Department of Geosciences
Department News and Announcements
- Dr. Sandip has been awarded the 2020 International Research and Development Seed Grant awarded by the TTU Office of International Affairs; please see attached the PDF. Project: Exploring the complexities in atmospheric boundary layer dynamics over mountainous regions using lidar and in-situ observations.
- We are proud to announce that Dr. Harold Gurrola, Associate Professor Geosciences, will be awarded the 2020 Professing Excellence Award! Each year, Texas Tech students are given the opportunity to nominate faculty members and present awards to those who have demonstrated exceptional educational skills. Congratulations to Dr. Gurrola for winning this award and representing the Department of Geosciences!
- Dr. Sandip has been awarded the 2020 Faculty Conference Travel Grant by the Office of Research & Innovation of Texas Tech University to attend an International Conference in Houston (Aerosol, Cloud, Precipitation, and Climate, a joint initiative of the International Geosphere–Biosphere Programme and the World Climate Research Programme).
- We are proud to announce Dr. Sandip was given the 2019 Open Access Award for Publications through the Faculty Research Committee at the Texas Tech University Libraries for showing commitment to open access via publishing in high-impact open access journals, and serving as a reviewer for various reputed journals and an associate editor of an open access journal.
- We are very excited to announce our very own Mary Catherine Hastert has been awarded the Chancellor's Award of Excellence! The Chancellor's Award of Excellence is given to a staff member who demonstrates exemplary service and commitment to the Texas Tech University System and the achievement of its goals through his or her actions throughout the year. One award is given out each year to a staff member who has promoted change within their department, and motivates fellow faculty. Congratulations Mary Catherine on this wonderful accomplishment!
- Dr. Nagihara was featured in Texas Tech Today for his lunar heat flow probe for NASA's mission to the Moon.

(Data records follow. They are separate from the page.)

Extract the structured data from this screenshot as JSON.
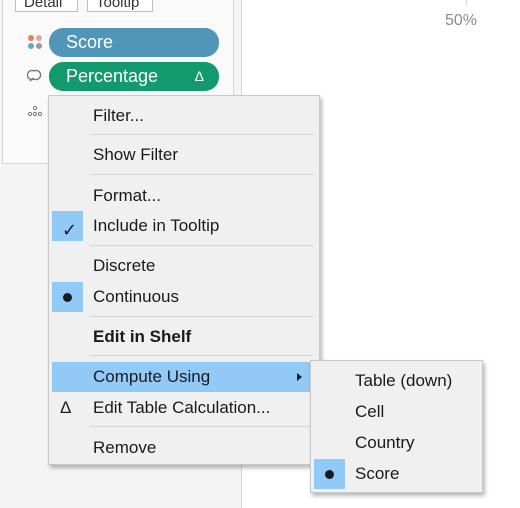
{
  "marks_card": {
    "detail_label": "Detail",
    "tooltip_label": "Tooltip",
    "pills": [
      {
        "label": "Score",
        "color": "#4f96b8"
      },
      {
        "label": "Percentage",
        "color": "#129a6d",
        "badge": "Δ"
      }
    ]
  },
  "axis": {
    "tick_label": "50%"
  },
  "context_menu": {
    "items": [
      {
        "label": "Filter..."
      },
      {
        "label": "Show Filter"
      },
      {
        "label": "Format..."
      },
      {
        "label": "Include in Tooltip",
        "checked": true
      },
      {
        "label": "Discrete"
      },
      {
        "label": "Continuous",
        "selected": true
      },
      {
        "label": "Edit in Shelf",
        "bold": true
      },
      {
        "label": "Compute Using",
        "has_submenu": true,
        "highlighted": true
      },
      {
        "label": "Edit Table Calculation...",
        "icon": "Δ"
      },
      {
        "label": "Remove"
      }
    ]
  },
  "compute_using_submenu": {
    "items": [
      {
        "label": "Table (down)"
      },
      {
        "label": "Cell"
      },
      {
        "label": "Country"
      },
      {
        "label": "Score",
        "selected": true
      }
    ]
  },
  "colors": {
    "highlight": "#91c9f7",
    "menu_bg": "#f0f0f0"
  }
}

- Water has been a big issue in West Texas for decades – and for good reason. Not only is it absolutely vital to sustain both the lives of the people and animals here as well as the agricultural industries for which this area is famous, it's also a limited resource. Arid-zone hydrology is the study of the water cycle – precipitation, surface runoffs, infiltration to and evaporation from soil, water-usage by plants, and recharge of groundwater – in arid regions, including Southern High Plains of West Texas. Thanks to a National Science Foundation grant, Dr. Horita is getting a new tool to help him in this pivotal research: a high-precision water isotope analyzer.
- Dr. Hetherington, in collaboration with Rauf Arif and TJ Martinez (Journalism & Creative Media Industries) was awarded $299,998 by the National Science Foundation to lead an International Research Experience for Students (IRES) to the University of Pretoria during the summers of 2020-2022. During the IRES students will conduct research on magnetite-pipes in the eastern Bushveld Complex, learn about precious metals and strategic mineral exploration, extraction and supply chains, learn about strategies for social media journalism and multimedia story telling. The outcomes of the communication research will be used to develop communication strategies for increasing participation in Study Abroad programs by under-represented student cohorts. Learn more at southafrica.geosciences.ttu.edu
- Drs. John Schroeder (Geosciences), Brian Ancell (Geosciences), and Brian Hirth (National Wind Institute) received a $582,000 award from the National Institute of Standards and Technology to deploy new 4D measurement and modeling techniques to advance understanding of windstorm characteristics and provide input and validation of numerical, experimental and empirical modeling efforts. The award leverages Texas Tech University's StickNet and the TTUKa radar platforms to make comprehensive measurements of low level wind structure, while a state-of-the-art numerical weather prediction system will be used to model the same windstorms.